Black Of Night vs Gibraltar
Both from Sherwin-Williams's palette. These are both blue-greys, so the question isn't which hue to choose — it's where within blue-grey to land. Gibraltar (LRV 14) reflects noticeably more light than Black Of Night (LRV 4), a difference of 10 points that becomes especially apparent in rooms with limited natural light. Both lean neutral, so they'll behave similarly in mixed or changing light conditions. With a ΔE of 21.8, the contrast is hard to miss. These aren't variations on a theme — they're two different answers to the same question. Below you'll find 4 real-room photo comparisons where both colors appear side by side, plus 5 simulated room previews.
Black Of Night vs Gibraltar in Real Spaces
4 real rooms side by side. Seeing Black Of Night and Gibraltar in actual rooms makes the difference concrete; browse the spaces below to get a feel for how each color lives on a wall.
Living Room
In a living room, color works across both daylight and evening light — the same wall can read very differently at noon and at 8pm.
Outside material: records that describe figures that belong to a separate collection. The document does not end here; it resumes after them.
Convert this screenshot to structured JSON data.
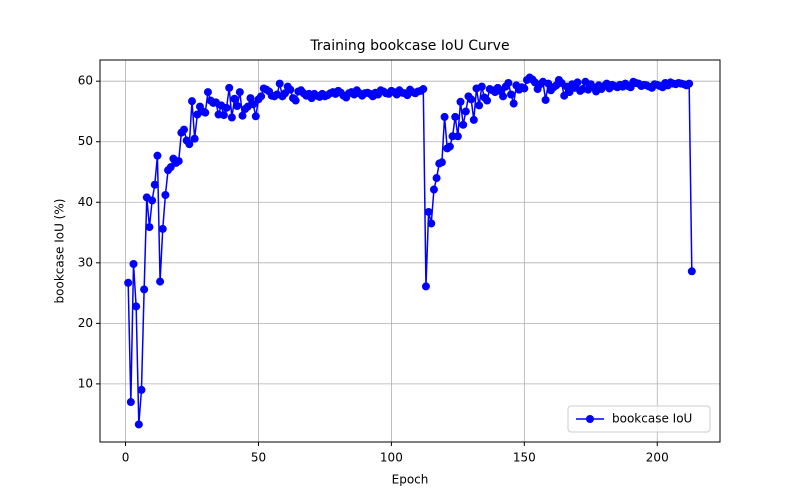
{
  "chart_data": {
    "type": "line",
    "title": "Training bookcase IoU Curve",
    "x_label": "Epoch",
    "y_label": "bookcase IoU (%)",
    "x": [
      1,
      2,
      3,
      4,
      5,
      6,
      7,
      8,
      9,
      10,
      11,
      12,
      13,
      14,
      15,
      16,
      17,
      18,
      19,
      20,
      21,
      22,
      23,
      24,
      25,
      26,
      27,
      28,
      29,
      30,
      31,
      32,
      33,
      34,
      35,
      36,
      37,
      38,
      39,
      40,
      41,
      42,
      43,
      44,
      45,
      46,
      47,
      48,
      49,
      50,
      51,
      52,
      53,
      54,
      55,
      56,
      57,
      58,
      59,
      60,
      61,
      62,
      63,
      64,
      65,
      66,
      67,
      68,
      69,
      70,
      71,
      72,
      73,
      74,
      75,
      76,
      77,
      78,
      79,
      80,
      81,
      82,
      83,
      84,
      85,
      86,
      87,
      88,
      89,
      90,
      91,
      92,
      93,
      94,
      95,
      96,
      97,
      98,
      99,
      100,
      101,
      102,
      103,
      104,
      105,
      106,
      107,
      108,
      109,
      110,
      111,
      112,
      113,
      114,
      115,
      116,
      117,
      118,
      119,
      120,
      121,
      122,
      123,
      124,
      125,
      126,
      127,
      128,
      129,
      130,
      131,
      132,
      133,
      134,
      135,
      136,
      137,
      138,
      139,
      140,
      141,
      142,
      143,
      144,
      145,
      146,
      147,
      148,
      149,
      150,
      151,
      152,
      153,
      154,
      155,
      156,
      157,
      158,
      159,
      160,
      161,
      162,
      163,
      164,
      165,
      166,
      167,
      168,
      169,
      170,
      171,
      172,
      173,
      174,
      175,
      176,
      177,
      178,
      179,
      180,
      181,
      182,
      183,
      184,
      185,
      186,
      187,
      188,
      189,
      190,
      191,
      192,
      193,
      194,
      195,
      196,
      197,
      198,
      199,
      200,
      201,
      202,
      203,
      204,
      205,
      206,
      207,
      208,
      209,
      210,
      211,
      212,
      213
    ],
    "series": [
      {
        "name": "bookcase IoU",
        "color": "#0000ff",
        "values": [
          26.7,
          7.0,
          29.8,
          22.8,
          3.3,
          9.0,
          25.6,
          40.8,
          35.9,
          40.3,
          42.9,
          47.7,
          26.9,
          35.6,
          41.2,
          45.3,
          45.8,
          47.2,
          46.5,
          46.8,
          51.5,
          52.0,
          50.2,
          49.6,
          56.7,
          50.5,
          54.5,
          55.8,
          55.0,
          54.8,
          58.2,
          56.8,
          56.4,
          56.5,
          54.5,
          56.0,
          54.4,
          55.6,
          58.9,
          54.0,
          57.1,
          55.9,
          58.2,
          54.3,
          55.4,
          55.8,
          57.2,
          56.2,
          54.2,
          57.0,
          57.5,
          58.8,
          58.6,
          58.3,
          57.6,
          57.5,
          57.8,
          59.6,
          57.5,
          58.0,
          59.1,
          58.6,
          57.2,
          56.8,
          58.3,
          58.5,
          58.0,
          57.6,
          57.9,
          57.2,
          57.9,
          57.6,
          57.4,
          57.9,
          57.5,
          57.7,
          58.0,
          58.2,
          57.9,
          58.4,
          58.1,
          57.6,
          57.3,
          58.0,
          58.2,
          57.8,
          58.5,
          58.0,
          57.6,
          58.0,
          58.1,
          57.9,
          57.5,
          58.1,
          57.8,
          58.5,
          58.3,
          58.0,
          57.9,
          58.4,
          58.2,
          57.8,
          58.5,
          58.1,
          58.0,
          57.7,
          58.6,
          58.2,
          58.0,
          58.3,
          58.4,
          58.7,
          26.1,
          38.4,
          36.5,
          42.1,
          44.0,
          46.4,
          46.6,
          54.1,
          48.9,
          49.2,
          50.9,
          54.1,
          50.9,
          56.6,
          52.8,
          55.0,
          57.5,
          57.0,
          53.6,
          58.8,
          56.0,
          59.1,
          57.3,
          56.8,
          58.7,
          58.5,
          58.2,
          58.9,
          58.4,
          57.5,
          59.1,
          59.7,
          57.8,
          56.3,
          59.3,
          58.6,
          59.0,
          58.8,
          60.2,
          60.6,
          60.3,
          59.8,
          58.7,
          59.5,
          59.9,
          56.9,
          59.6,
          58.5,
          59.0,
          59.3,
          60.2,
          59.7,
          57.6,
          59.1,
          58.2,
          59.5,
          58.9,
          59.8,
          58.4,
          58.7,
          59.9,
          58.6,
          59.5,
          59.0,
          58.3,
          59.3,
          58.7,
          59.2,
          59.6,
          58.8,
          59.4,
          59.2,
          59.0,
          59.4,
          59.1,
          59.6,
          59.2,
          59.0,
          59.9,
          59.7,
          59.6,
          59.2,
          59.4,
          59.3,
          59.1,
          58.9,
          59.5,
          59.4,
          59.2,
          59.0,
          59.7,
          59.3,
          59.8,
          59.6,
          59.5,
          59.7,
          59.6,
          59.5,
          59.3,
          59.6,
          28.6
        ]
      }
    ],
    "xlim": [
      -9.6,
      223.6
    ],
    "ylim": [
      0.4,
      63.5
    ],
    "xticks": [
      0,
      50,
      100,
      150,
      200
    ],
    "yticks": [
      10,
      20,
      30,
      40,
      50,
      60
    ],
    "grid": true,
    "legend": "lower right"
  }
}
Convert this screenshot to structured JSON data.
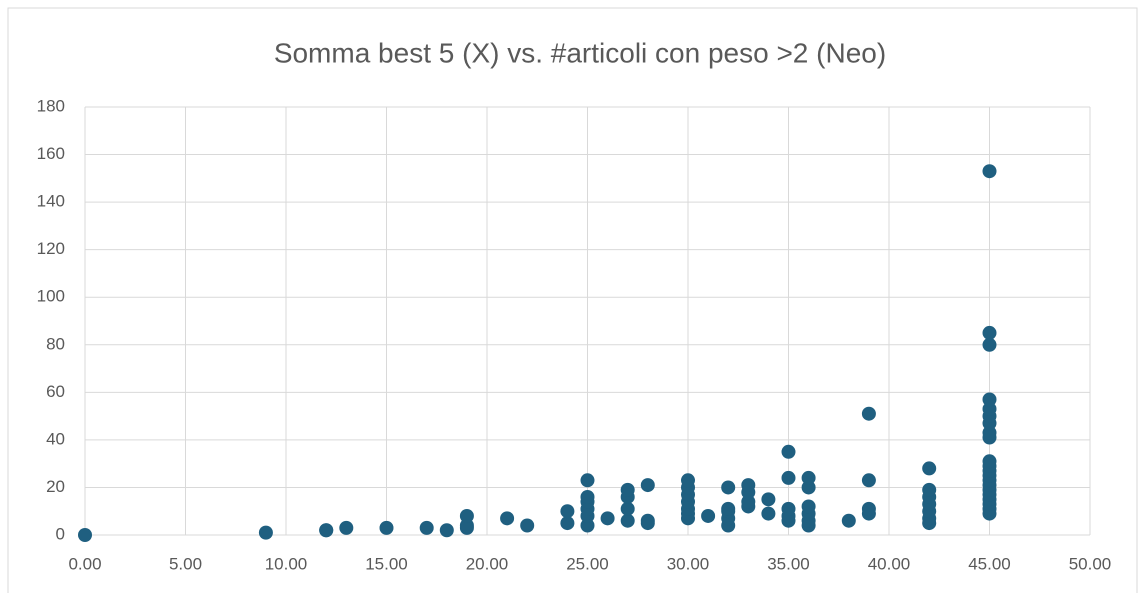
{
  "chart_data": {
    "type": "scatter",
    "title": "Somma best 5 (X) vs. #articoli con peso >2 (Neo)",
    "color": "#1f5f80",
    "x": [
      0,
      9,
      12,
      12,
      13,
      15,
      17,
      18,
      19,
      19,
      19,
      21,
      22,
      24,
      24,
      25,
      25,
      25,
      25,
      25,
      25,
      26,
      27,
      27,
      27,
      27,
      28,
      28,
      28,
      30,
      30,
      30,
      30,
      30,
      30,
      30,
      31,
      32,
      32,
      32,
      32,
      32,
      33,
      33,
      33,
      33,
      34,
      34,
      35,
      35,
      35,
      35,
      35,
      36,
      36,
      36,
      36,
      36,
      36,
      38,
      39,
      39,
      39,
      39,
      42,
      42,
      42,
      42,
      42,
      42,
      42,
      45,
      45,
      45,
      45,
      45,
      45,
      45,
      45,
      45,
      45,
      45,
      45,
      45,
      45,
      45,
      45,
      45,
      45,
      45,
      45,
      45
    ],
    "values": [
      0,
      1,
      2,
      2,
      3,
      3,
      3,
      2,
      3,
      4,
      8,
      7,
      4,
      5,
      10,
      4,
      8,
      11,
      14,
      16,
      23,
      7,
      6,
      11,
      16,
      19,
      5,
      6,
      21,
      7,
      9,
      11,
      14,
      17,
      20,
      23,
      8,
      4,
      7,
      10,
      11,
      20,
      12,
      14,
      18,
      21,
      9,
      15,
      6,
      8,
      11,
      24,
      35,
      4,
      6,
      9,
      12,
      20,
      24,
      6,
      9,
      11,
      23,
      51,
      5,
      7,
      10,
      13,
      16,
      19,
      28,
      9,
      11,
      13,
      15,
      17,
      19,
      21,
      23,
      25,
      27,
      29,
      31,
      41,
      43,
      47,
      50,
      53,
      57,
      80,
      85,
      153
    ],
    "xlim": [
      0,
      50
    ],
    "xticks": [
      {
        "value": 0,
        "label": "0.00"
      },
      {
        "value": 5,
        "label": "5.00"
      },
      {
        "value": 10,
        "label": "10.00"
      },
      {
        "value": 15,
        "label": "15.00"
      },
      {
        "value": 20,
        "label": "20.00"
      },
      {
        "value": 25,
        "label": "25.00"
      },
      {
        "value": 30,
        "label": "30.00"
      },
      {
        "value": 35,
        "label": "35.00"
      },
      {
        "value": 40,
        "label": "40.00"
      },
      {
        "value": 45,
        "label": "45.00"
      },
      {
        "value": 50,
        "label": "50.00"
      }
    ],
    "ylim": [
      0,
      180
    ],
    "yticks": [
      0,
      20,
      40,
      60,
      80,
      100,
      120,
      140,
      160,
      180
    ],
    "grid": true
  }
}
The LRV gap is large enough that Gibraltar will make the room feel meaningfully brighter than Black Of Night would.
Bathroom
Bathrooms are one of the few spaces where you're genuinely enclosed by the paint color, which makes the choice between these two more consequential. Gibraltar reflects noticeably more light off the walls, making the space read more open than Black Of Night.
House
Seen across an entire facade, subtle tonal differences become pronounced. What reads as nearly the same on a chip often reads as clearly different at scale. Gibraltar reflects noticeably more light off the walls, making the space read more open than Black Of Night.
Front Door
A front door is a focal point — small color differences read clearly at this concentrated scale. The LRV gap is large enough that Gibraltar will make the room feel meaningfully brighter than Black Of Night would.
Color Details
Black Of Night vs Gibraltar Simulated Comparison
5 simulated room previews — drag the slider on each to see Black Of Night on one side and Gibraltar on the other.
Digital color is approximate. These simulations are generated from the manufacturer's hex values and overlaid on grayscale room photos — your screen's calibration, brightness, and viewing angle all affect how they render. Before committing to either color, test physical samples in your own space under the light you actually live with.
More Black Of Night comparisons
See how Black Of Night stacks up against other well-photographed colors across different brands and tones.